Seehofers letzter Neujahrsempfang

Ein Hauch von Abschied in der Residenz

von Redaktion

von christian Deutschländer UND MIKE SCHIER

München – „Leben ist Veränderung“, sagt Karin Seehofer. „Es ist gut so.“ Dann nimmt sie ihren Mann an der Hand, dirigiert ihn von der zugigen Eingangstür weg, die Treppen rauf in die prunkvollen Säle. Ein letztes Mal, ein besonderes Mal, eröffnen die Seehofers den großen Neujahrsempfang in der Residenz, das protokollarisch höchstrangige Ereignis des Winters. 1700 Gäste warten, die wichtigsten Repräsentanten Bayerns und dazwischen ab und zu ein paar ganz normale Bürger.

Ach, was hat ihm dieser Empfang nicht alles für Mühsal bereitet. So richtig schön ist das Fest nämlich nur für die Gäste. Der Ministerpräsident und seine Gattin mussten jahrelang ein schier endloses Defilee abnehmen, tausend (nein, das ist nicht übertrieben) Hände schütteln, tausend gute Wünsche entgegennehmen in großen, irgendwann stickigen Räumen. Und nie zucken, auch wenn der Rücken noch so schmerzt nach stundenlangem Stehen. 2016 schaffte er dann das höfische Defilee ab, hielt stattdessen seine oft launige Rede gleich zu Beginn.

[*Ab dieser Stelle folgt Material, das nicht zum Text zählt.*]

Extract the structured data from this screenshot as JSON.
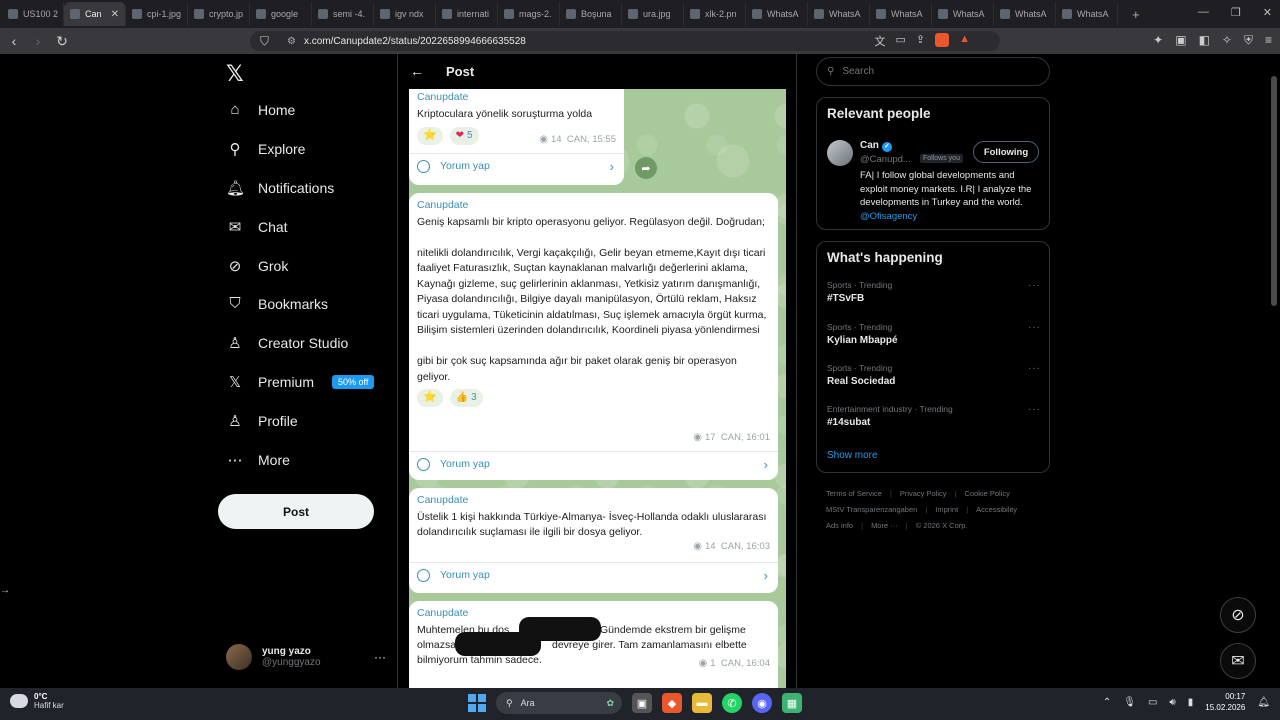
{
  "browser": {
    "tabs": [
      {
        "label": "US100 2",
        "active": false
      },
      {
        "label": "Can",
        "active": true
      },
      {
        "label": "cpi-1.jpg",
        "active": false
      },
      {
        "label": "crypto.jp",
        "active": false
      },
      {
        "label": "google",
        "active": false
      },
      {
        "label": "semi -4.",
        "active": false
      },
      {
        "label": "igv ndx",
        "active": false
      },
      {
        "label": "internati",
        "active": false
      },
      {
        "label": "mags-2.",
        "active": false
      },
      {
        "label": "Boşuna",
        "active": false
      },
      {
        "label": "ura.jpg",
        "active": false
      },
      {
        "label": "xlk-2.pn",
        "active": false
      },
      {
        "label": "WhatsA",
        "active": false
      },
      {
        "label": "WhatsA",
        "active": false
      },
      {
        "label": "WhatsA",
        "active": false
      },
      {
        "label": "WhatsA",
        "active": false
      },
      {
        "label": "WhatsA",
        "active": false
      },
      {
        "label": "WhatsA",
        "active": false
      }
    ],
    "url": "x.com/Canupdate2/status/2022658994666635528",
    "new_tab": "+"
  },
  "nav": {
    "logo": "𝕏",
    "items": [
      {
        "label": "Home",
        "icon": "home-icon",
        "glyph": "⌂"
      },
      {
        "label": "Explore",
        "icon": "search-icon",
        "glyph": "⚲"
      },
      {
        "label": "Notifications",
        "icon": "bell-icon",
        "glyph": "🔔︎"
      },
      {
        "label": "Chat",
        "icon": "mail-icon",
        "glyph": "✉"
      },
      {
        "label": "Grok",
        "icon": "grok-icon",
        "glyph": "⊘"
      },
      {
        "label": "Bookmarks",
        "icon": "bookmark-icon",
        "glyph": "⛉"
      },
      {
        "label": "Creator Studio",
        "icon": "creator-icon",
        "glyph": "♙"
      },
      {
        "label": "Premium",
        "icon": "x-premium-icon",
        "glyph": "𝕏",
        "badge": "50% off"
      },
      {
        "label": "Profile",
        "icon": "profile-icon",
        "glyph": "♙"
      },
      {
        "label": "More",
        "icon": "more-icon",
        "glyph": "⋯"
      }
    ],
    "post_button": "Post",
    "user": {
      "name": "yung yazo",
      "handle": "@yunggyazo",
      "menu": "···"
    }
  },
  "post": {
    "header_title": "Post",
    "messages": [
      {
        "sender": "Canupdate",
        "text": "Kriptoculara yönelik soruşturma yolda",
        "reactions": [
          {
            "emoji": "⭐",
            "count": ""
          },
          {
            "emoji": "❤",
            "count": "5"
          }
        ],
        "views": "14",
        "author_time": "CAN, 15:55",
        "comment_label": "Yorum yap"
      },
      {
        "sender": "Canupdate",
        "text": "Geniş kapsamlı bir kripto operasyonu geliyor. Regülasyon değil. Doğrudan;\n\n nitelikli dolandırıcılık, Vergi kaçakçılığı, Gelir beyan etmeme,Kayıt dışı ticari faaliyet Faturasızlık, Suçtan kaynaklanan malvarlığı değerlerini aklama, Kaynağı gizleme, suç gelirlerinin aklanması, Yetkisiz yatırım danışmanlığı, Piyasa dolandırıcılığı, Bilgiye dayalı manipülasyon, Örtülü reklam, Haksız ticari uygulama, Tüketicinin aldatılması, Suç işlemek amacıyla örgüt kurma, Bilişim sistemleri üzerinden dolandırıcılık, Koordineli piyasa yönlendirmesi\n\ngibi bir çok suç kapsamında ağır bir paket olarak geniş bir operasyon geliyor.",
        "reactions": [
          {
            "emoji": "⭐",
            "count": ""
          },
          {
            "emoji": "👍",
            "count": "3"
          }
        ],
        "views": "17",
        "author_time": "CAN, 16:01",
        "comment_label": "Yorum yap"
      },
      {
        "sender": "Canupdate",
        "text": "Üstelik 1 kişi hakkında Türkiye-Almanya- İsveç-Hollanda odaklı uluslararası dolandırıcılık suçlaması ile ilgili bir dosya geliyor.",
        "reactions": [],
        "views": "14",
        "author_time": "CAN, 16:03",
        "comment_label": "Yorum yap"
      },
      {
        "sender": "Canupdate",
        "text_line1a": "Muhtemelen bu dos",
        "text_line1b": "Gündemde ekstrem bir gelişme",
        "text_line2a": "olmazsa",
        "text_line2b": "devreye girer. Tam zamanlamasını elbette",
        "text_line3": "bilmiyorum tahmin sadece.",
        "views": "1",
        "author_time": "CAN, 16:04"
      }
    ]
  },
  "sidebar": {
    "search_placeholder": "Search",
    "relevant": {
      "title": "Relevant people",
      "name": "Can",
      "handle": "@Canupd...",
      "follows_you": "Follows you",
      "follow_button": "Following",
      "bio": "FA| I follow global developments and exploit money markets. I.R| I analyze the developments in Turkey and the world.",
      "bio_mention": "@Ofisagency"
    },
    "happening": {
      "title": "What's happening",
      "trends": [
        {
          "category": "Sports · Trending",
          "topic": "#TSvFB"
        },
        {
          "category": "Sports · Trending",
          "topic": "Kylian Mbappé"
        },
        {
          "category": "Sports · Trending",
          "topic": "Real Sociedad"
        },
        {
          "category": "Entertainment industry · Trending",
          "topic": "#14subat"
        }
      ],
      "show_more": "Show more"
    },
    "footer": [
      "Terms of Service",
      "Privacy Policy",
      "Cookie Policy",
      "MStV Transparenzangaben",
      "Imprint",
      "Accessibility",
      "Ads info",
      "More ···",
      "© 2026 X Corp."
    ]
  },
  "taskbar": {
    "temp": "0°C",
    "weather": "Hafif kar",
    "search": "Ara",
    "time": "00:17",
    "date": "15.02.2026"
  },
  "colors": {
    "accent": "#1d9bf0",
    "chat_bg": "#a8c99a",
    "sender": "#3a8fb7"
  }
}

So läuft es auch diesmal. Nur dass, auch wenn niemand in Seehofers Kopf reinsehen kann, er vermutlich die Neujahrsempfänge 2019 bis 2023 auch gern gegeben hätte. Statt sich für seinen designierten Nachfolger Markus Söder zurückzuziehen.

Heuer ist er aufgekratzt. Wegen des Abschieds, vielleicht, mehr noch wegen der durchgemachten Nacht. Er kommt ja direkt von Berlin an diesem Freitagabend, wo er 24 Stunden Nonstop die geplante Große Koalition verhandelt hatte. Einmal umziehen war drin auf dem Rückweg, in den Smoking werfen, mehr nicht. Dann wartet das endlose Blitzlichtgewitter in der Residenz.

Seehofer nutzt seine letzte Rede hier zu einem ruhigen, teils etwas wehmütigen, mitunter humorvollen Auftritt. Mit kratziger Stimme grüßt er seine Ehrengäste. Kardinal Marx zum Beispiel („Ich wollte zum Beichten kommen – aber es gab keinen Stoff“), den Verfassungsgerichtspräsidenten Peter Küspert (der einzige, der es wage, Seehofer-Entscheidungen zu revidieren) und den Bundesagrarminister Christian Schmidt (mit dem spöttischen Hinweis: „der das Glyphosat jetzt wieder abschafft“).

Der scheidende Regent redet viel über die Koalition in Berlin, sehr viel sogar, und ein wenig über sich. „Ich war zu jeder Stunde hoch motiviert in diesem schönsten Amt, das man vergeben kann.“ Von Dankbarkeit spricht er, für die Bayern, für die Ehrenamtlichen, am Ende sogar – was sehr selten vorkommt – für seine Familie.

Ein paar Scherze macht er über den anstehenden Wechsel, lässt den Zeitpunkt offen, begrüßt Söder aber offiziell als „designierten Ministerpräsidenten“. Söder, auch er nach schlafloser Sondierer-Nacht, darf (noch) nicht reden in der Residenz, wird dennoch umlagert. Wie er mal den Neujahrsempfang gestalten wird? Doch mit Defilee? „Erstmal gewählt werden“, sagt er demütig, und das zu Recht. Ob er je diesen Empfang auszurichten hat, ist noch offen – da wäre ja noch die Landtagswahl am 14. Oktober vorher zu beachten.

Für Seehofer gibt es jedenfalls viel milden, langen Beifall. Teils sogar von der Opposition. „Die Rede war ein wenig langatmig, das hätte er kürzer machen können“, sagt der Freie Wähler Hubert Aiwanger: „Aber beim letzten Mal muss man das wohl verstehen.“ SPD-Fraktionschef Markus Rinderspacher plaudert kurz mit Seehofer, natürlich geht’s um Berlin, um die Ergebnisse der Sondierung. Die Grünen-Spitze wiederum ist gar nicht da, sie hat in Kulmbach ein Urwahlforum im parteiinternen Wettstreit.

Dass Seehofer am Abend auch nicht bis zum Ende in der Residenz ausharrt, ist klar. „Ich bin richtig müde“, sagt er noch, „aber glücklich“.